Sanchayan Ghosh

Arts Research
2015-2016

Grant Period: Over one year and six months

This project, ‘Mukhomukhi’ (trans. Face to Face) aims to research into and document the various social and cultural practices associated with the landscape of the Rahr area of West Bengal. This area is typically characterised by the presence of red laterite soil and stretches from the Chhotanagpur plateau to the delta of the Ganges encompassing the districts of Purulia, Bankura, Birbhum, Burdwan, Midnapore, Howrah, Hoogly and parts of Murshidabad in West Bengal and adjacent parts in Jharkhand and Bihar. The area displays distinct flora and fauna owing to the particular variety of soil, and has been home to many indigenous tribes for centuries with the highest concentration of schedule caste population in India. Sanchayan is focusing on the district of Birbhum for this project. He will be working in association with the Sahityika theatre group in Birbhum and Hara Kumar Gupta, a well-known folk singer from the region.

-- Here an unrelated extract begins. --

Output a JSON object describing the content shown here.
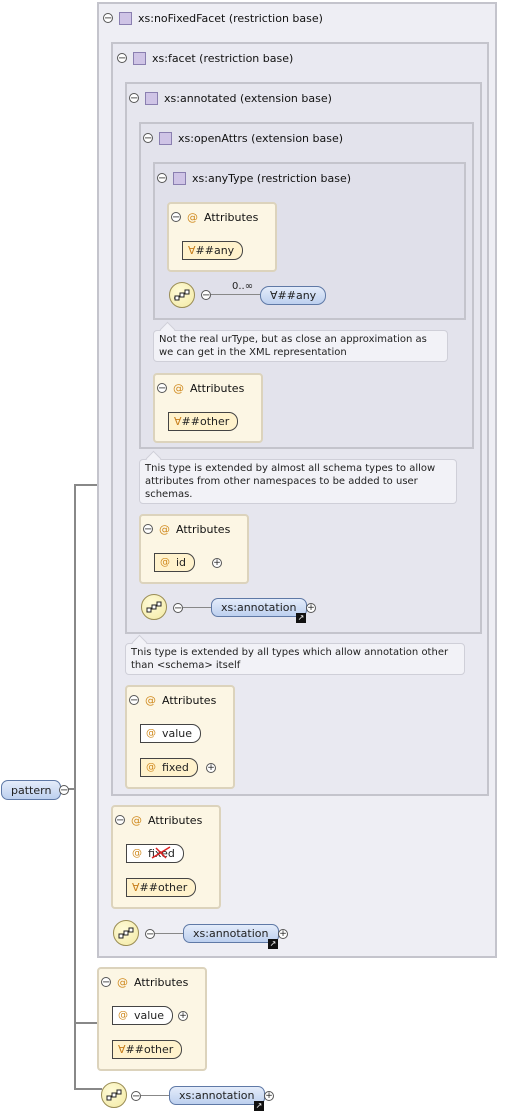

According to Sanchayan, the landscape here plays a significant role in the socio-cultural life of the people. The name ‘Birbhum’ literally translates to the ‘land of the brave’. Its geology is a mix of cultivable land, barren earth rich in natural minerals, forest areas as well as a few rocky vistas. Cultivable land in the area is usually owned by the upper caste, and the majority of the tribal and schedule caste population are workers in those fields. This dependency on the agricultural economy has given rise to many local rituals and religious practices that relate directly to soil and fertility. Stone quarries and open mines in the area are another source of income and relates directly to the soil as well. The area has been major centres for Vaishnavite, Sufi, Shakta and Tantrik sects which place great importance on the soil, and the human body as soil. This reflects in the rituals they practice and the cultural identity they create for themselves. Finally, the porous soil of the region is conducive for snakes and religious and cultural practices focussing on the snake goddess Manasha has also found its stronghold here. Sanchayan argues that the multi-layered connections of people with the soil and geographical features of the area are of supreme importance to understand and archive the socio-cultural practices of the region.

In the recent years, however, this relationship of the local people with the soil has started to fall apart. Agricultural economy is giving way to a service oriented industrial economy. The proliferation of electronic media has started moulding the cultural identities of the traditional communities here, as in many other places in India. With increase in tourism and consumerism, the old artistic practices that were part of everyday life and living are assuming commercial and tokenistic roles. All this is contributing to shifts in the socio-cultural milieu and the lived practices of the people. According to Sanchayan, the present generation of gurus or traditional performers is perhaps the last in line. Younger generations have taken up other vocations and are losing touch with their land related practices. Thus this attempt to research, document and archive these practices seems extremely valuable and timely. Sanchayan’s method also demands attention here. A practicing academic himself, he has fortunately resisted using direct anthropological methods of data collection and analysis. His approach instead is participatory and dialogical in nature. He is planning to organise a series of six workshops, each corresponding to the six seasons predominant in Bengal. Each of these six workshops will be conducted in a specific region of the Rahr belt – quarry, cultivable land, rocky areas, forests etc. They will bring folk performers, scholars, theatre practitioners and village elders in conversation with each other to address various issues like migration of labour, impact of urbanisation, myths and rituals, and impact of rain on the region and thereby the cultural practices of people therein. The process of these workshops will be documented and archived.

This project is important to the newly articulated Arts Research programme for many reasons. It attempts to break new conceptual ground in research while looking at the various histories and artistic expressions of a particular region. It creates a dialogue between theory and practice by bringing in both scholars and artists into the discursive workshop space. It does not embrace the usual argument of decay and conservation employed by various dominant discourses, rather, pursues the generation of a debate on the present situation without losing sight of the wealth of rich artistic traditions. The project also attempts to push for new methodologies of archiving cultural geographies and histories that are oral and marginalised for the most part. While the platform resulting from the workshops would be the most significant outcome of this project, Sanchayan is planning to create a blog documenting the whole process and a prototype of a photo-book at the end of the process.